Bronze is an alloy consisting primarily of copper with the addition of other metals (most importantly tin) and sometimes arsenic, phosphorus, aluminum, manganese, and silicon. The addition of small quantities of these elements as impurities in the metal induces irregularities in the atomic crystal lattice structure of the alloy produced, which in turn makes those alloys much harder, more able to hold an edge and much more crack resistant than copper alone.
FYI: Brass is an alloy made of copper and zinc.
An ancient civilization is defined as being in the Bronze Age either because it is known to have smelted and alloyed its own copper, or by that civilization trading for bronze from products which were made elsewhere by another civilization.

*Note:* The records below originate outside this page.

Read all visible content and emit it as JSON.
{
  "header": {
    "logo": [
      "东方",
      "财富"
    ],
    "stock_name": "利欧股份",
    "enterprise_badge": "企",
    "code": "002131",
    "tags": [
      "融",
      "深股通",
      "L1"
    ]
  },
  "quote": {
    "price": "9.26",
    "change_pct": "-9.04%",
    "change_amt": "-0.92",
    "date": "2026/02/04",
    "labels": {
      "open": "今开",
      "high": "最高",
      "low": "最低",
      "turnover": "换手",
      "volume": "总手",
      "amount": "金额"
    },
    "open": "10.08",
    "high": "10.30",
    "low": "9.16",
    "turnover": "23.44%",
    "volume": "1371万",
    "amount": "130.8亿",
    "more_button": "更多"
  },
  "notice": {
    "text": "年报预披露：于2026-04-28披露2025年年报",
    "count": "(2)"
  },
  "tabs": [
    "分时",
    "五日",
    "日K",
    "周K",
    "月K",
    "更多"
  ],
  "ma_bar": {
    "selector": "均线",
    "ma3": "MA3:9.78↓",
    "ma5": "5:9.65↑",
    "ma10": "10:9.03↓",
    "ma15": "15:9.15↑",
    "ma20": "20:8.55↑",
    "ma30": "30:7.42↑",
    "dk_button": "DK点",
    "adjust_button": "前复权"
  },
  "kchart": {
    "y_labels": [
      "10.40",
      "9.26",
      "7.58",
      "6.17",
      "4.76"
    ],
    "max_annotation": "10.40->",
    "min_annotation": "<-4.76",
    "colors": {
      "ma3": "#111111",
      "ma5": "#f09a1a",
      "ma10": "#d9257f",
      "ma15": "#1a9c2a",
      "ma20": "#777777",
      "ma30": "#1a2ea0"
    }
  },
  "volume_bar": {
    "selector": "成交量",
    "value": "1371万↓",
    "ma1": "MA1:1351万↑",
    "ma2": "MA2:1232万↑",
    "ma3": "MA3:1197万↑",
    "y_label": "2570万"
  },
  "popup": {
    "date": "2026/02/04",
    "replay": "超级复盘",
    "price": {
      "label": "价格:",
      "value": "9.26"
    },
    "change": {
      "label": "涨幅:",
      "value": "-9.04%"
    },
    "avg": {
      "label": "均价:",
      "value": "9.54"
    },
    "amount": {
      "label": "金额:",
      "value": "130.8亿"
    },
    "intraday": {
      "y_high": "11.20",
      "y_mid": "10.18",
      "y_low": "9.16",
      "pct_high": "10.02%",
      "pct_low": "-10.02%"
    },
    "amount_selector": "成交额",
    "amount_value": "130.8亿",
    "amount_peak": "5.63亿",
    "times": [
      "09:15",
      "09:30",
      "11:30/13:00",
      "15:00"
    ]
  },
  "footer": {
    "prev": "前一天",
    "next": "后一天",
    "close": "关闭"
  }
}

The Early Bronze Age (EBA – 3300 – 2200 B.C.):
The initial metal used in early “bronze” age cities is invariably unalloyed copper, which clearly had usefulness to the people of the city, but was not durable enough to be truly useful. Pure copper was utilized more for ornamentation, such as jewelry than for tool production.
The Archeological Middle Bronze Age (MBA – 2200 – 1550 B.C.):
The archeological middle bronze age (MBA) period is generally dated as existing between 2200 B.C. and 1550 B.C., though what distinguished the middle bronze age from the late bronze age is somewhat vague (and perhaps arbitrary), and it varies from one civilization to another.
The Archeological Late Bronze Age (LBA – 1550 – 1175 B.C.) Period:
The archeological late bronze age (LBA) period is generally dated as existing between 1550 B.C. and 1175 B.C.